According to a study, the ability to draw, both from memory and spontaneously, and play music are preserved in the brains of people with advanced dementia. Experts said that the findings show that teaching art and music may help ward off the condition as well. The researchers based their findings on the last few years of the life of Mary Hecht, an internationally renowned sculptor, who was able to retain her artistic skills despite an advanced case of dementia. “Art opens the mind,” study author Luis Fornazzari, MD, said in a statement. “Mary Hecht was a remarkable example of how artistic abilities are preserved in spite of the degeneration of the brain and a loss in the more mundane, day-to-day memory functions.”

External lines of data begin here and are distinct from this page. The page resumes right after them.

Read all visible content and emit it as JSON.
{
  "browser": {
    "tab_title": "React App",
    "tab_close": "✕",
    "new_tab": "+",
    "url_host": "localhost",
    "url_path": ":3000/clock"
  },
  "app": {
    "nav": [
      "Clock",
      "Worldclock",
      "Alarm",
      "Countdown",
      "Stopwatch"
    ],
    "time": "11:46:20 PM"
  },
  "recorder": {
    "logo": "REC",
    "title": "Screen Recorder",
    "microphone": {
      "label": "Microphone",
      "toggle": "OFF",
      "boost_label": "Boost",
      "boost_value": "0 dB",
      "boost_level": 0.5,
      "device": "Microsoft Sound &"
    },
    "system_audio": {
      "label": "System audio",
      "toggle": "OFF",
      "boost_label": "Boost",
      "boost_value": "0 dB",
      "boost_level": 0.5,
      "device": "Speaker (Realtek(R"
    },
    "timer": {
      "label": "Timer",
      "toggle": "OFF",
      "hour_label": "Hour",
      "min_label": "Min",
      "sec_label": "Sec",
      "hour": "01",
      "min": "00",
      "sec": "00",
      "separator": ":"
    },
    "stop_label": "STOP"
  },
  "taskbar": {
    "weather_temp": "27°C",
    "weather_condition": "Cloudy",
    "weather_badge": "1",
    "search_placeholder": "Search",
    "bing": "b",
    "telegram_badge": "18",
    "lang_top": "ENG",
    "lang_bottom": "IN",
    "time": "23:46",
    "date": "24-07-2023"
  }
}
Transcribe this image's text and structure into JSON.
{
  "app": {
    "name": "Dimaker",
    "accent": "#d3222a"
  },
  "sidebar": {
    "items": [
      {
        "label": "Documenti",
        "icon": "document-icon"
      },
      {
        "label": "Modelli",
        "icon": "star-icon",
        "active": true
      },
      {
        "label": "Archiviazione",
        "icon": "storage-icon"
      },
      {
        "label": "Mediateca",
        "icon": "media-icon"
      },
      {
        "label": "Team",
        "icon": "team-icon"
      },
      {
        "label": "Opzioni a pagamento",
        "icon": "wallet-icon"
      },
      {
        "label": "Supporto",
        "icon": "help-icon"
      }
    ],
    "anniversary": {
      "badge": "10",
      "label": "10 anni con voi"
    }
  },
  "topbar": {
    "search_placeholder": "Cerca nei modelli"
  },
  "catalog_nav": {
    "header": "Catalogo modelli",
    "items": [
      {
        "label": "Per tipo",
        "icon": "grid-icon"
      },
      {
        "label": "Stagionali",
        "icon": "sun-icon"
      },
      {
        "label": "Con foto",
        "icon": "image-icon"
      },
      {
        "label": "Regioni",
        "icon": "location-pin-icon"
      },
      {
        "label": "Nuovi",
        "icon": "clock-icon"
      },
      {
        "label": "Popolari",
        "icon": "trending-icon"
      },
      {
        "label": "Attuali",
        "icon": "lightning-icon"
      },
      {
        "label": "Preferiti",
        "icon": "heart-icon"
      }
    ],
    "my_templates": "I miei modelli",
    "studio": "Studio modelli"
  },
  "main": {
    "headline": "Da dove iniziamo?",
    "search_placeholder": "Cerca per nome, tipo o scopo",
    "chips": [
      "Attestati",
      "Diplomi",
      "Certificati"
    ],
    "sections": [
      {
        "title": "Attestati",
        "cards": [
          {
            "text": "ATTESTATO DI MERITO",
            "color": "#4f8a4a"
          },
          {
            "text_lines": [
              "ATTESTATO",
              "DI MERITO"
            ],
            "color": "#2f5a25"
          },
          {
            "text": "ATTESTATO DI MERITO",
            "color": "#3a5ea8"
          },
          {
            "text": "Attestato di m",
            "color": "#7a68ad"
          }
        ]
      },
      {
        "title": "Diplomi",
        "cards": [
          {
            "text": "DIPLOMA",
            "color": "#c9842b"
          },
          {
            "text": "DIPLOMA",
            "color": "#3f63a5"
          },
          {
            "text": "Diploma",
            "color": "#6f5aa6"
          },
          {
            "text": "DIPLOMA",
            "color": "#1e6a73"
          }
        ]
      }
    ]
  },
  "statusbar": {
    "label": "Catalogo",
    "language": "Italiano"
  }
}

These findings are not surprising, said Daniel Potts, MD, a neurologist and dementia specialist, because art therapy has been frequently used as a way to help treat dementia patients. “Art therapy is helpful for dementia and Alzheimer’s patients,” Dr. Potts said, “because it enables an individual who is having trouble communicating to bypass the language problems they may be having and communicate and express themselves in a different way.” It is unclear, however, why artistic ability isn’t affected by dementia. “There seems to be something about the production of art that can bypass some of the other problems of dementia,” he added. “Art and music seem to draw from many different regions of the brain.” While art is not a cure for dementia, it can help patients in many other ways and help them to become more than their disease.
“It gives an individual a sense of accomplishment,” he said. They’re losing their cognition, but art therapy gives them a way to create and get some satisfaction.”